President Joe Biden speaks as California Gov. Gavin Newsom looks on in Seacliff, Calif., on Jan. 19, 2023. (Andrew Caballero-Reynolds/AFP via Getty Images)

Documents Were ‘Filed in Wrong Place’

“Okay, look, as we found, we found a handful of documents were failed, were filed in the wrong place,” Biden said. “We immediately turned them over to the archives of the Justice Department.”

The president added that he was “fully cooperating and looking forward to getting this resolved quickly.”

“I think you’re going to find there’s nothing there. I have no regrets. I’m following what the lawyers have told me they want me to do. That’s exactly what we’re doing. There’s no ‘there there,’” Biden added.

Classified documents from Biden’s time as vice president have been discovered at the Penn Biden Center in Washington, where Biden previously had an office, and at one of his homes in Wilmington, Delaware.

White House attorneys disclosed that the first batch of materials was found on Nov. 2 at the Penn Biden Center, which prompted a follow-up search leading to the discovery of more documents on Dec. 20 in the garage of the president’s Wilmington home.

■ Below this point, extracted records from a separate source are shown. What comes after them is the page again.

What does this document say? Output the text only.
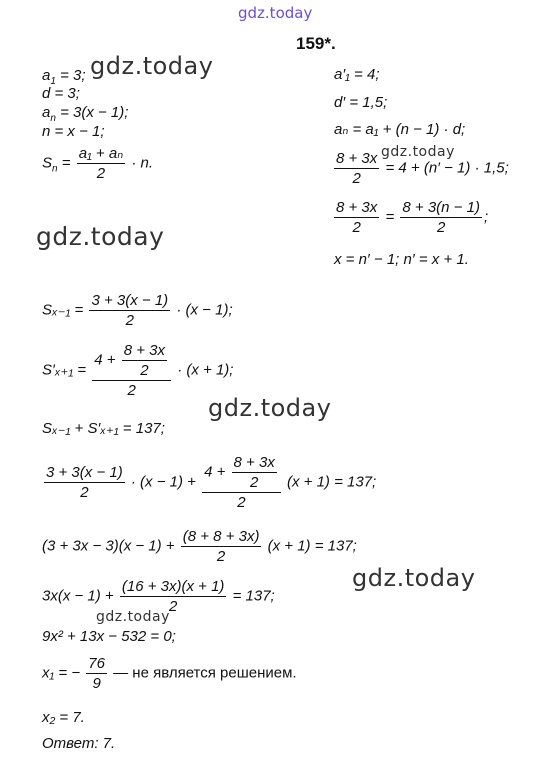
gdz.today
159*.
$a_1 = 3$; gdz.today
d = 3;
$a_n = 3(x - 1)$;
n = x − 1;
$S_n = \frac{\text{a₁ + aₙ}}{2} \cdot n$.
gdz.today
a′₁ = 4;
d′ = 1,5;
aₙ = a₁ + (n − 1) · d;
$\frac{8 + 3x}{2} = 4 + (n' - 1) \cdot 1,5$;
gdz.today
$\frac{8 + 3x}{2} = \frac{8 + 3(n - 1)}{2}$ ;
x = n′ − 1; n′ = x + 1.
$S_{x-1} = \frac{3 + 3(x - 1)}{2} \cdot (x - 1)$;
$S'_{x+1} = \frac{4 + \frac{8 + 3x}{2}}{2} \cdot (x + 1)$;
gdz.today
Sₓ₋₁ + S′ₓ₊₁ = 137;
$\frac{3 + 3(x - 1)}{2} \cdot (x - 1) + \frac{4 + \frac{8 + 3x}{2}}{2} (x + 1) = 137$;
$(3 + 3x - 3)(x - 1) + \frac{(8 + 8 + 3x)}{2} (x + 1) = 137$;
gdz.today
$3x(x - 1) + \frac{(16 + 3x)(x + 1)}{2} = 137$;
gdz.today
9x² + 13x − 532 = 0;
x₁ = − $\frac{76}{9}$ — не является решением.
x₂ = 7.
Ответ: 7.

On Jan. 11 and Jan. 12, more documents were found in the president’s home library.

White House special counsel Richard Sauber has previously said that the White House was “confident that a thorough review will show that these documents were inadvertently misplaced, and the president and his lawyers acted promptly upon discovery of this mistake.”

Secret Service personnel park vehicles in the driveway leading to U.S. President Joe Biden’s house after classified documents were found there by Biden’s lawyers, in Wilmington, Del., on Jan. 15, 2023. (Joshua Roberts/Reuters)

Discovery Won’t Impact Biden’s Re-election Bid: White House Spokesman

Attorney General Merrick Garland has appointed Robert Hur, a former Maryland U.S. attorney, to serve as special counsel to oversee the Justice Department’s inquiry into the documents and establish whether or not Biden or those around him broke the law in their handling of the documents.

The White House counsel’s office has stated that Biden is committed to operating with the Justice Department’s investigation into the classified documents.

The discovery of the classified materials comes amid an ongoing DOJ investigation into former President Donald Trump, who had over 11,000 documents and materials—including around 100 documents marked classified or top secret—seized from his  Mar-a-Lago residence in August.

They also come amid Biden’s possible 2024 re-election bid.

Speaking to CNN on Thursday, White House spokesman Andrew Bates was asked whether he believes the latest discovery of the classified documents could impact support for Biden ahead of a possible re-run.

“Look back from shortly before the president launched his campaign to now, the accuracy rate of pundits’ negative predictions about him or his strategies is dismal,” said Bates, adding that the administration is unfazed by the political backlash regarding the discovery. “Our MO, by contrast, has aged well: Tune out the noise, do the work, deliver; and remember that the president knows the American people and they know him.”

When asked again if the discovery will have an impact on support for Biden, Bates said, “It doesn’t.”